Bis Wladislaw Subok – FOREIGN AFFAIRS – Juli/August 2022

Am 9. Mai 2022 donnerte eine Kolonne von Panzern und Artillerie über den Roten Platz in Moskau. Über 10.000 Soldaten marschierten durch die Straßen der Stadt.

Es war Russlands 27. jährliche Parade zum Tag des Sieges, bei der das Land an den Triumph der Sowjetunion über Nazi-Deutschland im Zweiten Weltkrieg erinnert. Der russische Präsident Wladimir Putin, der die Zeremonien leitete, hielt eine Rede, in der er das Militär und die Stärke seines Landes lobte. “Die Verteidigung unseres Vaterlandes, als sein Schicksal auf dem Spiel stand, war immer heilig”, sagte er. “Wir werden niemals aufgeben.” Putin sprach über die Vergangenheit, aber auch über die Gegenwart, mit einer klaren Botschaft an den Rest der Welt: Russland ist entschlossen, seinen Krieg gegen die Ukraine fortzusetzen.

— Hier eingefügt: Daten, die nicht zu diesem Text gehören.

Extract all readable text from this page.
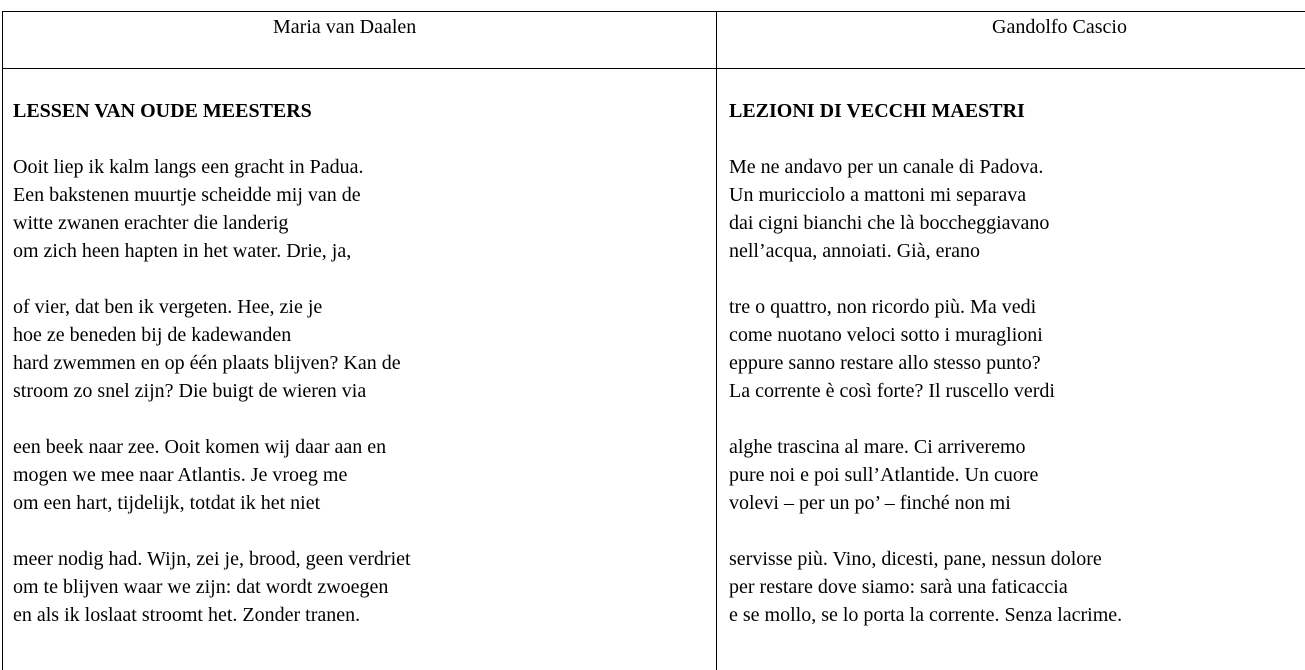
Maria van Daalen	Gandolfo Cascio
LESSEN VAN OUDE MEESTERS
Ooit liep ik kalm langs een gracht in Padua.
Een bakstenen muurtje scheidde mij van de
witte zwanen erachter die landerig
om zich heen hapten in het water. Drie, ja,
of vier, dat ben ik vergeten. Hee, zie je
hoe ze beneden bij de kadewanden
hard zwemmen en op één plaats blijven? Kan de
stroom zo snel zijn? Die buigt de wieren via
een beek naar zee. Ooit komen wij daar aan en
mogen we mee naar Atlantis. Je vroeg me
om een hart, tijdelijk, totdat ik het niet
meer nodig had. Wijn, zei je, brood, geen verdriet
om te blijven waar we zijn: dat wordt zwoegen
en als ik loslaat stroomt het. Zonder tranen.
LEZIONI DI VECCHI MAESTRI
Me ne andavo per un canale di Padova.
Un muricciolo a mattoni mi separava
dai cigni bianchi che là boccheggiavano
nell’acqua, annoiati. Già, erano
tre o quattro, non ricordo più. Ma vedi
come nuotano veloci sotto i muraglioni
eppure sanno restare allo stesso punto?
La corrente è così forte? Il ruscello verdi
alghe trascina al mare. Ci arriveremo
pure noi e poi sull’Atlantide. Un cuore
volevi – per un po’ – finché non mi
servisse più. Vino, dicesti, pane, nessun dolore
per restare dove siamo: sarà una faticaccia
e se mollo, se lo porta la corrente. Senza lacrime.
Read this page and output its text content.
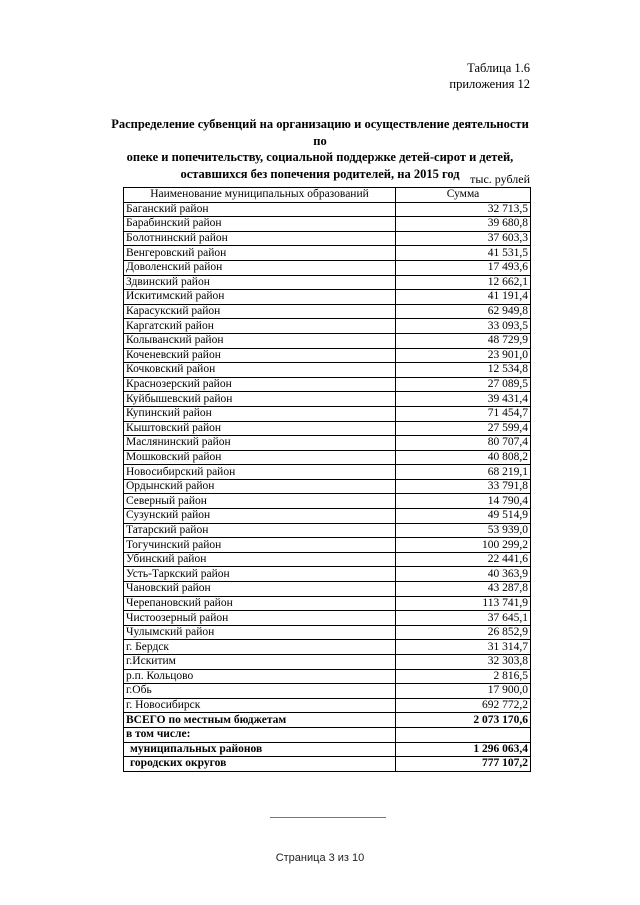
Таблица 1.6
приложения 12
Распределение субвенций на организацию и осуществление деятельности по
опеке и попечительству, социальной поддержке детей-сирот и детей,
оставшихся без попечения родителей, на 2015 год тыс. рублей
Наименование муниципальных образований	Сумма
Баганский район	32 713,5
Барабинский район	39 680,8
Болотнинский район	37 603,3
Венгеровский район	41 531,5
Доволенский район	17 493,6
Здвинский район	12 662,1
Искитимский район	41 191,4
Карасукский район	62 949,8
Каргатский район	33 093,5
Колыванский район	48 729,9
Коченевский район	23 901,0
Кочковский район	12 534,8
Краснозерский район	27 089,5
Куйбышевский район	39 431,4
Купинский район	71 454,7
Кыштовский район	27 599,4
Маслянинский район	80 707,4
Мошковский район	40 808,2
Новосибирский район	68 219,1
Ордынский район	33 791,8
Северный район	14 790,4
Сузунский район	49 514,9
Татарский район	53 939,0
Тогучинский район	100 299,2
Убинский район	22 441,6
Усть-Таркский район	40 363,9
Чановский район	43 287,8
Черепановский район	113 741,9
Чистоозерный район	37 645,1
Чулымский район	26 852,9
г. Бердск	31 314,7
г.Искитим	32 303,8
р.п. Кольцово	2 816,5
г.Обь	17 900,0
г. Новосибирск	692 772,2
ВСЕГО по местным бюджетам	2 073 170,6
в том числе:	
муниципальных районов	1 296 063,4
городских округов	777 107,2
Страница 3 из 10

Der Krieg sieht in Putins Erzählung ganz anders aus als im Westen. Es ist gerecht und mutig. Es ist erfolgreich. “Unsere Krieger verschiedener Ethnien kämpfen zusammen und schützen sich gegenseitig vor Kugeln und Granatsplittern wie Brüder”, sagte Putin. Russlands Feinde hätten versucht, “internationale terroristische Banden” gegen das Land einzusetzen, aber sie seien “völlig gescheitert”. In Wirklichkeit sind die russischen Truppen natürlich eher auf heftigen lokalen Widerstand als auf Unterstützungsausbrüche gestoßen, und sie waren nicht in der Lage, Kiew zu erobern und die ukrainische Regierung abzusetzen. Aber für Putin könnte der Sieg das einzige öffentlich akzeptable Ergebnis sein. In Russland werden keine alternativen Ergebnisse offen diskutiert.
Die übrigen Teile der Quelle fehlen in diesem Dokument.